Court upholds Trump’s WOTUS rule against Colorado challenge

In what will be the first of many legal and regulatory challenges to the Trump administration’s scuttling of

an Obama-era effort to impose federal zoning on millions of acres of private land, a federal court has

tossed out Colorado’s request that the Environmental Protection Agency (EPA) and Army Corps of

Engineers (Corps) be enjoined from implementing the Trump rule pending a determination of the merits

of the case.

In its March 2 ruling in Colorado v. EPA, et al, the U.S. District Court of Appeals for the Tenth Circuit

overturned a lower court decision that had enjoined EPA and the Corps from carrying out the Trump


At issue is nearly five-decade-old confusion over what constitutes “waters of the United States” (WOTUS)

under the 1972 Clean Water Act (CWA). The CWA grants EPA and the Corps regulatory jurisdiction over

discharges into “navigable waters of the United States” but provides no real definition of its terms. Two

Supreme Court rulings and other legal challenges failed to clean up the mess.
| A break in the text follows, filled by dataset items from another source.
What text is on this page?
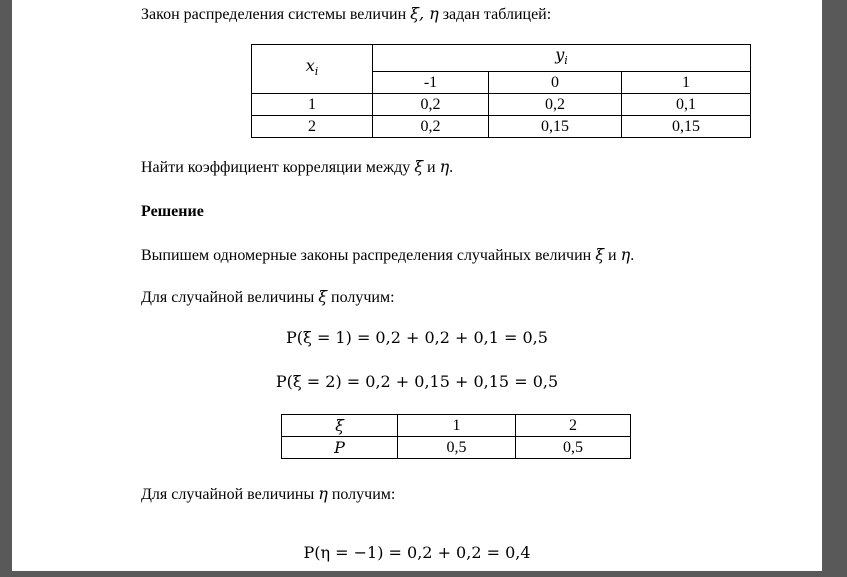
Закон распределения системы величин ξ, η задан таблицей:
$x_i$	$y_i$
	-1	0	1
1	0,2	0,2	0,1
2	0,2	0,15	0,15
Найти коэффициент корреляции между ξ и η.
Решение
Выпишем одномерные законы распределения случайных величин ξ и η.
Для случайной величины ξ получим:
P(ξ = 1) = 0,2 + 0,2 + 0,1 = 0,5
P(ξ = 2) = 0,2 + 0,15 + 0,15 = 0,5
ξ	1	2
P	0,5	0,5
Для случайной величины η получим:
P(η = −1) = 0,2 + 0,2 = 0,4
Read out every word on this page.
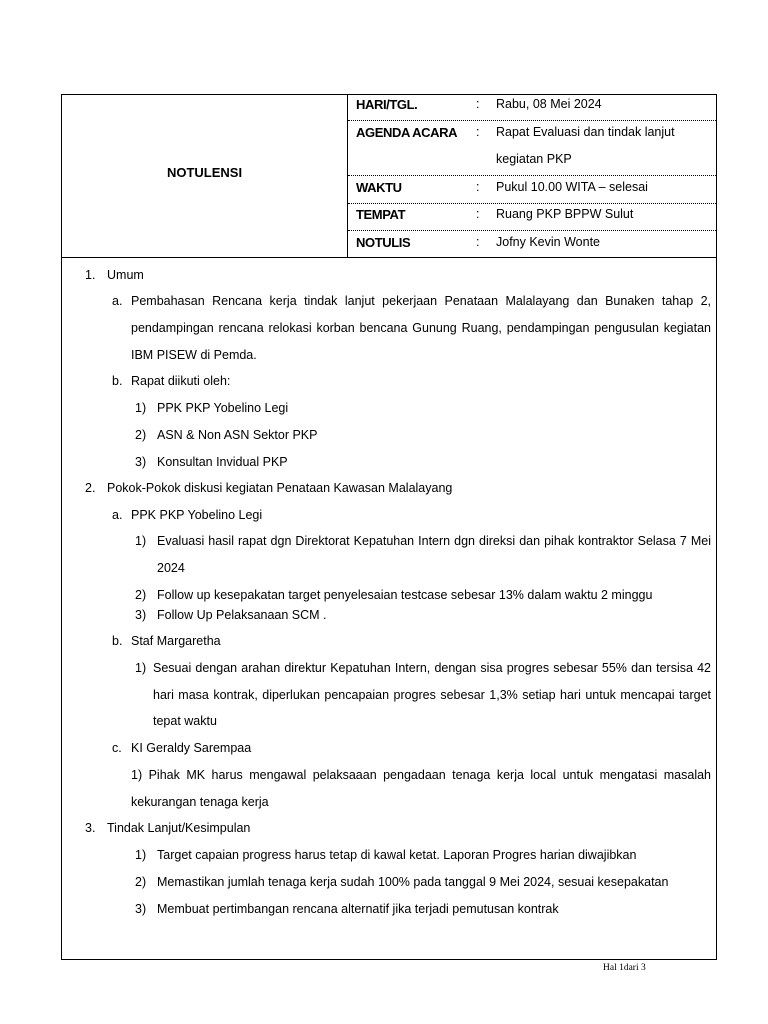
NOTULENSI
HARI/TGL.	: Rabu, 08 Mei 2024
AGENDA ACARA : Rapat Evaluasi dan tindak lanjut
kegiatan PKP
WAKTU	: Pukul 10.00 WITA – selesai
TEMPAT	: Ruang PKP BPPW Sulut
NOTULIS	: Jofny Kevin Wonte
1. Umum
a. Pembahasan Rencana kerja tindak lanjut pekerjaan Penataan Malalayang dan Bunaken tahap 2,
pendampingan rencana relokasi korban bencana Gunung Ruang, pendampingan pengusulan kegiatan
IBM PISEW di Pemda.
b. Rapat diikuti oleh:
1) PPK PKP Yobelino Legi
2) ASN & Non ASN Sektor PKP
3) Konsultan Invidual PKP
2. Pokok-Pokok diskusi kegiatan Penataan Kawasan Malalayang
a. PPK PKP Yobelino Legi
1) Evaluasi hasil rapat dgn Direktorat Kepatuhan Intern dgn direksi dan pihak kontraktor Selasa 7 Mei
2024
2) Follow up kesepakatan target penyelesaian testcase sebesar 13% dalam waktu 2 minggu
3) Follow Up Pelaksanaan SCM .
b. Staf Margaretha
1) Sesuai dengan arahan direktur Kepatuhan Intern, dengan sisa progres sebesar 55% dan tersisa 42
hari masa kontrak, diperlukan pencapaian progres sebesar 1,3% setiap hari untuk mencapai target
tepat waktu
c. KI Geraldy Sarempaa
1) Pihak MK harus mengawal pelaksaaan pengadaan tenaga kerja local untuk mengatasi masalah
kekurangan tenaga kerja
3. Tindak Lanjut/Kesimpulan
1) Target capaian progress harus tetap di kawal ketat. Laporan Progres harian diwajibkan
2) Memastikan jumlah tenaga kerja sudah 100% pada tanggal 9 Mei 2024, sesuai kesepakatan
3) Membuat pertimbangan rencana alternatif jika terjadi pemutusan kontrak
Hal 1dari 3
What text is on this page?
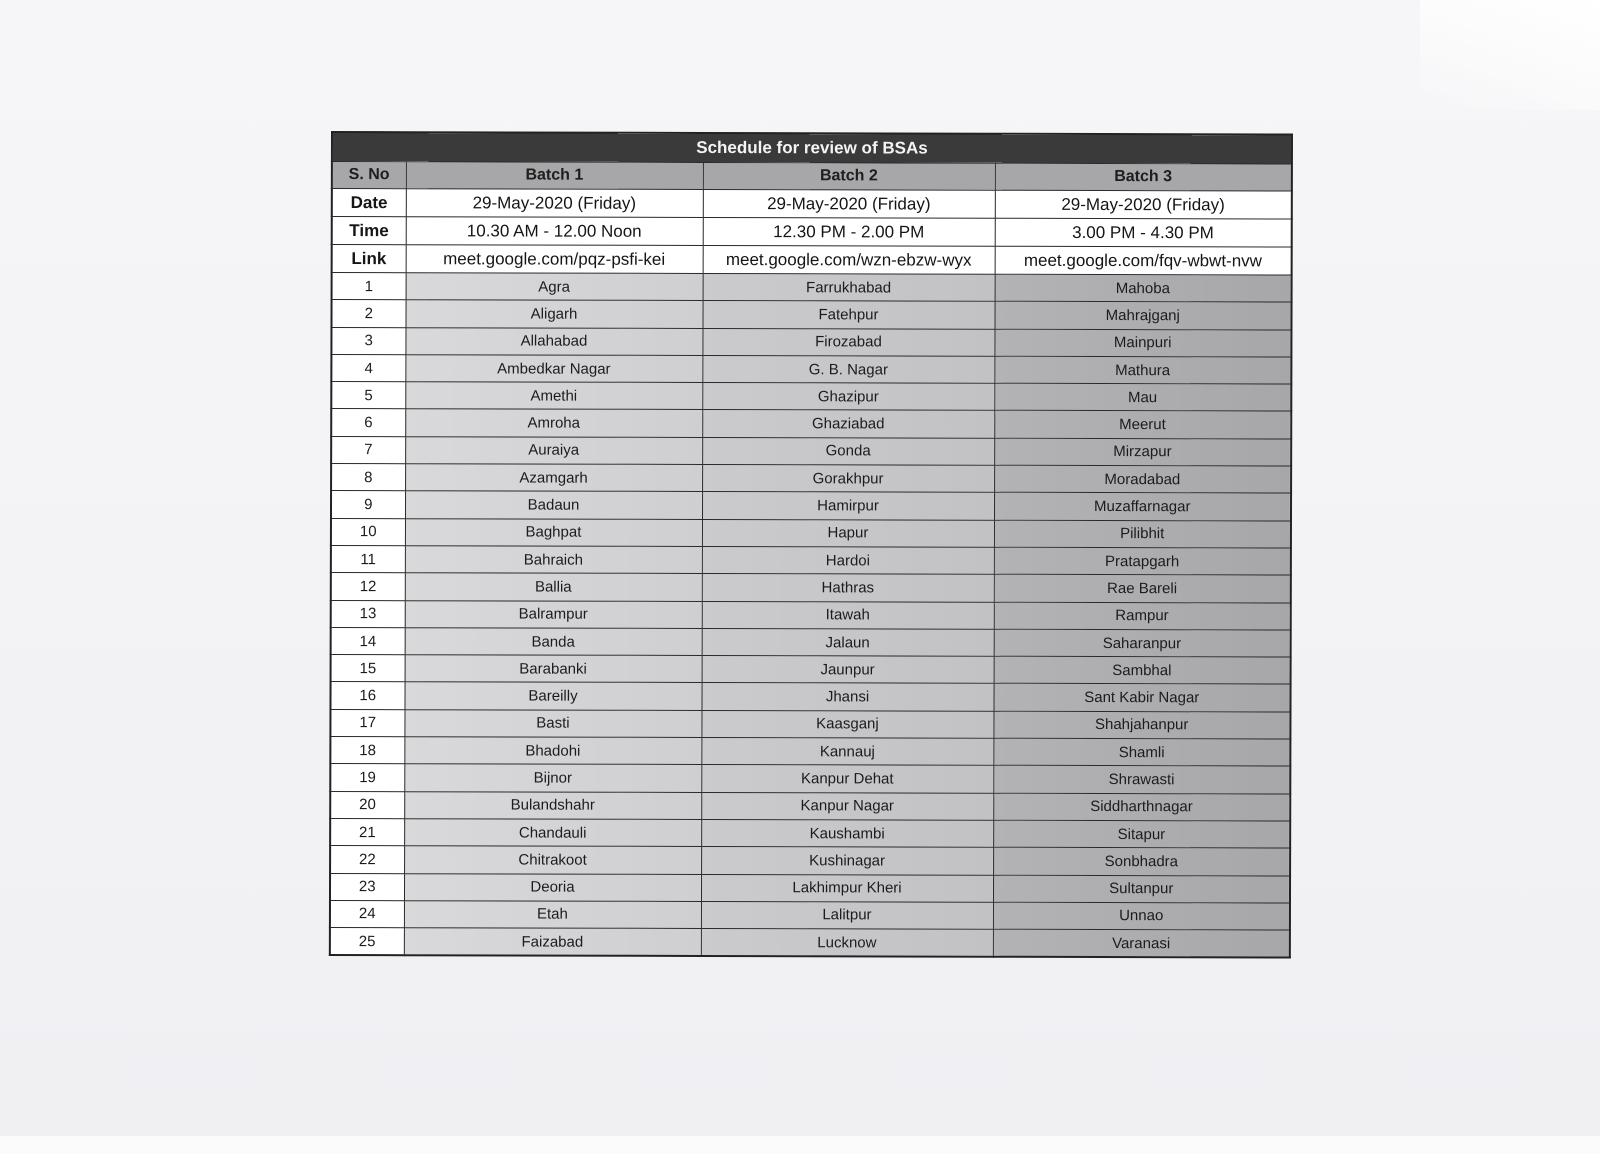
Schedule for review of BSAs			
S. No	Batch 1	Batch 2	Batch 3
Date	29-May-2020 (Friday)	29-May-2020 (Friday)	29-May-2020 (Friday)
Time	10.30 AM - 12.00 Noon	12.30 PM - 2.00 PM	3.00 PM - 4.30 PM
Link	meet.google.com/pqz-psfi-kei	meet.google.com/wzn-ebzw-wyx	meet.google.com/fqv-wbwt-nvw
1	Agra	Farrukhabad	Mahoba
2	Aligarh	Fatehpur	Mahrajganj
3	Allahabad	Firozabad	Mainpuri
4	Ambedkar Nagar	G. B. Nagar	Mathura
5	Amethi	Ghazipur	Mau
6	Amroha	Ghaziabad	Meerut
7	Auraiya	Gonda	Mirzapur
8	Azamgarh	Gorakhpur	Moradabad
9	Badaun	Hamirpur	Muzaffarnagar
10	Baghpat	Hapur	Pilibhit
11	Bahraich	Hardoi	Pratapgarh
12	Ballia	Hathras	Rae Bareli
13	Balrampur	Itawah	Rampur
14	Banda	Jalaun	Saharanpur
15	Barabanki	Jaunpur	Sambhal
16	Bareilly	Jhansi	Sant Kabir Nagar
17	Basti	Kaasganj	Shahjahanpur
18	Bhadohi	Kannauj	Shamli
19	Bijnor	Kanpur Dehat	Shrawasti
20	Bulandshahr	Kanpur Nagar	Siddharthnagar
21	Chandauli	Kaushambi	Sitapur
22	Chitrakoot	Kushinagar	Sonbhadra
23	Deoria	Lakhimpur Kheri	Sultanpur
24	Etah	Lalitpur	Unnao
25	Faizabad	Lucknow	Varanasi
Trump reverses Obama WOTUS rule

In 2015, the Obama administration “clarified’ the legal confusion by implementing a rule granting EPA

and the Corps sweeping powers to regulate activities on private land, including routine farming and

ranching operations. Two federal courts rejected key provisions of the Obama WOTUS rule. And in April

2020, the Trump EPA and Corps set aside much of the Obama rule and promulgated their own Navigable

Waters Protection Rule (NWPR). NWRP was an effort to reinsert the word “navigable” into the phrase

“waters of the United States,” so the feds wouldn’t be able to interfere with commercial activities on

private land that do not impinge on rivers, streams, bays, and other such bodies of water.

Had the Obama WOTUS rule, which expanded federal regulatory jurisdiction to such things as drainage

ditches and stock ponds, stayed in place, obtaining federal permits would have become a nightmare.

Landowners and small businesses would have faced the constant threat of lawsuits by environmental

groups alleging harm to bodies of water by almost any activity carried out on rural property.

Colorado, now politically dominated by urban interests, challenged NWPR, arguing that it didn’t provide

adequate protection to U.S. waters, and a district court agreed, issuing an order staying the effective

date of the NWPR and enjoining EPA and the Corps to continuing to administer the CWA under the then-

current regulations.

That decision has now been tossed out.

“The question before us is straightforward: Did the district court abuse its discretion when it granted

Colorado injunctive relief? The answer is yes,” the appeals court ruled. “Colorado asked for immediate

relief but hasn’t shown that it will suffer irreparable injury absent a preliminary injunction.”